从师尊入主火种盟至今,才多少年?禁忌自现世以来,便给世间带来无数灾难,而今它们竟再不成威胁?
难道,永夜要真的迎来太平了吗?
出于对自家师尊无条件信任,狄阳甚至没有一丝丝怀疑。
“老师......”
他声音发颤,忽然双膝跪地,重重叩首:“老师大恩,永夜万万之民,必当永世铭记!”
楚墨抬手虚扶,淡笑道:“我早就发誓,不忍苍生疾苦,愿普度世人。今日,也算应了誓言。”

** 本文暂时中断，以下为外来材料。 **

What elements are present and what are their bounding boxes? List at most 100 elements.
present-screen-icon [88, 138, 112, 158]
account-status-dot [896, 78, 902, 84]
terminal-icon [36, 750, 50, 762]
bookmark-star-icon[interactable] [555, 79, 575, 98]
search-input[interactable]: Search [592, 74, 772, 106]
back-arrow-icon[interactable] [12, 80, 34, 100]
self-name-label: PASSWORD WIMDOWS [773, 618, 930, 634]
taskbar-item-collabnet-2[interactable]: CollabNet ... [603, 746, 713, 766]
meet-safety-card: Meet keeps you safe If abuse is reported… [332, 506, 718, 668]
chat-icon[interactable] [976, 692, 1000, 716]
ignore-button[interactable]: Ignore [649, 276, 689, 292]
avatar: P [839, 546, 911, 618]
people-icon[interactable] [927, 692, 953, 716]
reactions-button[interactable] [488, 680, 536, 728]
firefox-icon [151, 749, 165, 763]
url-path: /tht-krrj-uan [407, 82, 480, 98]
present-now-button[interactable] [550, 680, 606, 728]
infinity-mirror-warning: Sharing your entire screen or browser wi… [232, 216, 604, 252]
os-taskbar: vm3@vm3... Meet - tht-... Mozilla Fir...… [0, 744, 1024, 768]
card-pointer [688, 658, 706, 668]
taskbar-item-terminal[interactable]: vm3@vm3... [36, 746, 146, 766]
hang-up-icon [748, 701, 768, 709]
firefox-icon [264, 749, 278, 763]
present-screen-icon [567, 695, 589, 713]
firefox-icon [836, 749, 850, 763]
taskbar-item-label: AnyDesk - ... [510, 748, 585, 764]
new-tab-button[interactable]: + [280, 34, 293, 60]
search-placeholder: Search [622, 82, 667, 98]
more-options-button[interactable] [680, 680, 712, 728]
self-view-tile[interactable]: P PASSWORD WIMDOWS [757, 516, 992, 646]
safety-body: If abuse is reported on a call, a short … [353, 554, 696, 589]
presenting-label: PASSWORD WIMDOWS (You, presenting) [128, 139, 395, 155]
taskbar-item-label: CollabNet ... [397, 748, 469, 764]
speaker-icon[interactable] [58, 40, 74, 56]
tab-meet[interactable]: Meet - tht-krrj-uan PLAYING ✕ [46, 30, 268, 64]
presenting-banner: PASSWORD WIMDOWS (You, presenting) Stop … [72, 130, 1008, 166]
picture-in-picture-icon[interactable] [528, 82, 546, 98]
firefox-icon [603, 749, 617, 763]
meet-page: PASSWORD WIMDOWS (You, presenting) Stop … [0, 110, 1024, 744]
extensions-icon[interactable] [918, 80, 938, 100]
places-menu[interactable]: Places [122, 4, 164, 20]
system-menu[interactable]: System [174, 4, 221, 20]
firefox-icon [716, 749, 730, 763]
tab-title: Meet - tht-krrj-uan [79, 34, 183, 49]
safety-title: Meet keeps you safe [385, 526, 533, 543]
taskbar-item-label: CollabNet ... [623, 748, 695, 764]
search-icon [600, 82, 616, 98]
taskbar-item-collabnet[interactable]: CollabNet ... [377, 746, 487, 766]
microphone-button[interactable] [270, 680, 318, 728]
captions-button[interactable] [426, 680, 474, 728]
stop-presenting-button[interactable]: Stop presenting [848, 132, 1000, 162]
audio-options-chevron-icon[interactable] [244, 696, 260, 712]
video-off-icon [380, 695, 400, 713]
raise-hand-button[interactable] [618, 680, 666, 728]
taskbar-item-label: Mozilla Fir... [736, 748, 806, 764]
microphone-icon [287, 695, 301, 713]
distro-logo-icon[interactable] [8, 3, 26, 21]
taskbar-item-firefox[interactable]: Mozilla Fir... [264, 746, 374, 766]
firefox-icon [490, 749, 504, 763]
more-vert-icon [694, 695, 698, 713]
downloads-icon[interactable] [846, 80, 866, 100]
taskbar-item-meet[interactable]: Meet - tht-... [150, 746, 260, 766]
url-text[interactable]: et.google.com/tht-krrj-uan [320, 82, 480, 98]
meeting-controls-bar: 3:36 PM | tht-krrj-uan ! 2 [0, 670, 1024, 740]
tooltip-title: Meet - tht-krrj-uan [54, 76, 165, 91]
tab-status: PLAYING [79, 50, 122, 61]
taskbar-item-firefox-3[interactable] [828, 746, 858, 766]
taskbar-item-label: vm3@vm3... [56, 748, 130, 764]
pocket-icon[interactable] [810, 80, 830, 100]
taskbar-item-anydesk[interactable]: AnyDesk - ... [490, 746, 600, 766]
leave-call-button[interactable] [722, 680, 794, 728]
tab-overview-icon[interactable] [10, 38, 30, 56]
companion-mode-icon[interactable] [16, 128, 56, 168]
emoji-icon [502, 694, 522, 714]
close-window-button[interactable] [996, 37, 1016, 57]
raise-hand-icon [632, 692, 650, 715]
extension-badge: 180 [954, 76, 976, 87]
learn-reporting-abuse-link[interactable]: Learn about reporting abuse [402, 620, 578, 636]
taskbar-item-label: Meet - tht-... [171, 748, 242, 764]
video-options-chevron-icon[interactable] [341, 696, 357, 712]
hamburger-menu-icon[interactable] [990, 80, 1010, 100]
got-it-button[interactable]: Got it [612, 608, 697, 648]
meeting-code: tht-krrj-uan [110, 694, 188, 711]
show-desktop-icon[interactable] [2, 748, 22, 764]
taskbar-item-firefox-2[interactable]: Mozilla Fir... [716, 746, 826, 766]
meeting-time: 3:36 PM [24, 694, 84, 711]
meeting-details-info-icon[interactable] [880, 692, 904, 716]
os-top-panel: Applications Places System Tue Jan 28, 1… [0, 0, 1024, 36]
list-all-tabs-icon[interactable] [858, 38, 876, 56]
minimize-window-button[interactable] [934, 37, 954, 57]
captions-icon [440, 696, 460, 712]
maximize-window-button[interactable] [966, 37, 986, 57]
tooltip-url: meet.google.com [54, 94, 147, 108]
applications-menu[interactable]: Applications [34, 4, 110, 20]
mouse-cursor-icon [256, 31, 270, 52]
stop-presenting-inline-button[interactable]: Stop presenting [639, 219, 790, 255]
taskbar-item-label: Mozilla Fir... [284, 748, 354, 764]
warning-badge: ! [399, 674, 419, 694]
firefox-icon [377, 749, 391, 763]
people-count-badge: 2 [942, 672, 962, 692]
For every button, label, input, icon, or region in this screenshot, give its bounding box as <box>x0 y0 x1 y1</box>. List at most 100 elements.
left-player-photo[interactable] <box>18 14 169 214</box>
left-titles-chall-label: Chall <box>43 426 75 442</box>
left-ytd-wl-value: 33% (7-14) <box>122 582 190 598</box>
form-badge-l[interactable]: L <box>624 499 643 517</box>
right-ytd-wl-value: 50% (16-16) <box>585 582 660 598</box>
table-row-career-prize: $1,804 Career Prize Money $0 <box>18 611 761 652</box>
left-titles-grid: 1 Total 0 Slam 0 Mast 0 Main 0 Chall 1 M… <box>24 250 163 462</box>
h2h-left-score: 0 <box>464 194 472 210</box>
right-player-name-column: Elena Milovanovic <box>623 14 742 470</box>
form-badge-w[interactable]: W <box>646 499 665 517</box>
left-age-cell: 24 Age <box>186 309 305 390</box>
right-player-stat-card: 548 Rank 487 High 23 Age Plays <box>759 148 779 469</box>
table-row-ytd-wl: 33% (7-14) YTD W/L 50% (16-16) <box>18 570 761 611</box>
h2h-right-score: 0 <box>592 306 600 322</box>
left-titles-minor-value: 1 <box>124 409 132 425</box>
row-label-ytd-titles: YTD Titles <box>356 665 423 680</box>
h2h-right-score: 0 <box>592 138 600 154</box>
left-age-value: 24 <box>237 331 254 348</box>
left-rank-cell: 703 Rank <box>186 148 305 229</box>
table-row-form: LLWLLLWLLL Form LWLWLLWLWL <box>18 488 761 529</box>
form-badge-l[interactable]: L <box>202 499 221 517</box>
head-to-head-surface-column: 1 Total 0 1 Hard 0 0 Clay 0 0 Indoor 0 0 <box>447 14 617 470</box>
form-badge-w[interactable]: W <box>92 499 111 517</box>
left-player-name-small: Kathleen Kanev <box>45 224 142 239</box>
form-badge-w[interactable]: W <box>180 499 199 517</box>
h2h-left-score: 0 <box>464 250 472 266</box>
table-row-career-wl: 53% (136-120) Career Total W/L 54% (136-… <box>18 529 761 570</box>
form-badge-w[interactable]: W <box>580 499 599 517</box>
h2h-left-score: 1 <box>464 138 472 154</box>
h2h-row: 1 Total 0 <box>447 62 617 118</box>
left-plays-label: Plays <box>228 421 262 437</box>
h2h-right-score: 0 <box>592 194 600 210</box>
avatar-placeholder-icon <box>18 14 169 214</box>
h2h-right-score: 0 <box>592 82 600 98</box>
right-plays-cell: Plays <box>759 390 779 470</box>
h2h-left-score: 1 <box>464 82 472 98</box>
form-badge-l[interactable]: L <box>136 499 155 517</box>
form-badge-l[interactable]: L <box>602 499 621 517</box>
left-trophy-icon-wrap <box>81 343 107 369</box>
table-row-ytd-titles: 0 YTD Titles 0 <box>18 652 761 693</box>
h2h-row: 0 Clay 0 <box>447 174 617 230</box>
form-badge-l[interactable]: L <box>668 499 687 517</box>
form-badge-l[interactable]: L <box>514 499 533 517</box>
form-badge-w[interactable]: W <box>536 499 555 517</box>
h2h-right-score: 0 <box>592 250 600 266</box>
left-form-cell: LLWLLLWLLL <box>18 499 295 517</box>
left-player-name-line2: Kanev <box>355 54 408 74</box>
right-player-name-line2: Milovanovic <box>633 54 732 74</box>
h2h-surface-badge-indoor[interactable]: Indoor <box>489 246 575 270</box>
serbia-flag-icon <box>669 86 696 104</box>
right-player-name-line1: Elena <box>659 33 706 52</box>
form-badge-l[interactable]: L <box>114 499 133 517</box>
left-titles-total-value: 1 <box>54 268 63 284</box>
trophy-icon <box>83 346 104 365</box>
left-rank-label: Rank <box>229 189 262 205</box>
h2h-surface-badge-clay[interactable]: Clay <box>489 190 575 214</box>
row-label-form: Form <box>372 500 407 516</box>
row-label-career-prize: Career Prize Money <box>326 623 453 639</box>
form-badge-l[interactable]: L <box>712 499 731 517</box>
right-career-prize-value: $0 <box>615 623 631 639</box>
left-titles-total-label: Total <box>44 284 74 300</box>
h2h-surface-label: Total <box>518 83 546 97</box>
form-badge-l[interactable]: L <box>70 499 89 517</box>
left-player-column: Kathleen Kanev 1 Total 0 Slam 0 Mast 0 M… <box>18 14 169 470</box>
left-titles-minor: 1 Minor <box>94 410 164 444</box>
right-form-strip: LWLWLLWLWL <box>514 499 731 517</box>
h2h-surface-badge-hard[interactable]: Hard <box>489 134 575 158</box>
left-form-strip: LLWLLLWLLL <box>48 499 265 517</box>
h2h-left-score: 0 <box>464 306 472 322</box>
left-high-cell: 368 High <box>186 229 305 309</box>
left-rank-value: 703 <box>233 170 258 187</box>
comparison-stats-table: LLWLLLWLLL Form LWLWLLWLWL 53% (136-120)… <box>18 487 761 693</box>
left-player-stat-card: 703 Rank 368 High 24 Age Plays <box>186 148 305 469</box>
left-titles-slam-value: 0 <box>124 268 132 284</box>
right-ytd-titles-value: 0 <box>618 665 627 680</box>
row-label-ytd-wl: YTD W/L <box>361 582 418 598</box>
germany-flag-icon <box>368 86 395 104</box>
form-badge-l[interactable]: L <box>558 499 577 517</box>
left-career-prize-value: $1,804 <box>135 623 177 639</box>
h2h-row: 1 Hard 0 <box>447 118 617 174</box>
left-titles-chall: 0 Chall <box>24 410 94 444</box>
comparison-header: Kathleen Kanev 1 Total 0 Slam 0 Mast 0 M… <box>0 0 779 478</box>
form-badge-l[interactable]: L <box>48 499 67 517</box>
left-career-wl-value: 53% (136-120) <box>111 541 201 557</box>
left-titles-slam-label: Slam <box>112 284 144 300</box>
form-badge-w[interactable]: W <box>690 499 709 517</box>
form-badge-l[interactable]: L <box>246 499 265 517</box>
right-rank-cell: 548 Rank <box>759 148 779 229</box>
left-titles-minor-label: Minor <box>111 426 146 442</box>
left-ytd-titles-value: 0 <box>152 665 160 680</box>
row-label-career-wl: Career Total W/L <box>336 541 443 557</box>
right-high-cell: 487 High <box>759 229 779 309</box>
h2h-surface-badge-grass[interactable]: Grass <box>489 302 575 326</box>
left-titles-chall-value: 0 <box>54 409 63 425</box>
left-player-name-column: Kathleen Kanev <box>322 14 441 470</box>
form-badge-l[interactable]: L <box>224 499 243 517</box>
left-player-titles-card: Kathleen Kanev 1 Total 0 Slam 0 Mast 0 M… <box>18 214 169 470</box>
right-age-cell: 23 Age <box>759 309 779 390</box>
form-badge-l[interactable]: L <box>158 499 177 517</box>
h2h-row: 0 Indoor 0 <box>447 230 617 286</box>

狄阳起身,仍有些恍惚。他望着眼前师尊,只觉高山仰止,深不可测。
“老师,那接下来......”
“接下来?”
楚墨眸光微动,“自然是让地府扩张。北癸太小,容不下世间生灵。你去准备一下,待时机成熟,便向外拓展。”
狄阳重重点头:“弟子明白!”
楚墨又叮嘱了几句,便让他退下。
——
殿中寂静无声。
楚墨独坐上首,心念微动,玄幡自金阙中飞出,悬于身前。幡面幽光流转,隐约可见其中一方浩瀚冥土。
他望向冥土上被阴神押解的苦绝,眼神浮动。
作为一尊与根源有联系的禁忌,仅凭这一点,苦绝便胜过万千元灵。
所以,他一定是要同化苦绝的。有苦绝相助,他更容易理解【死】,从而更进一步接近根源。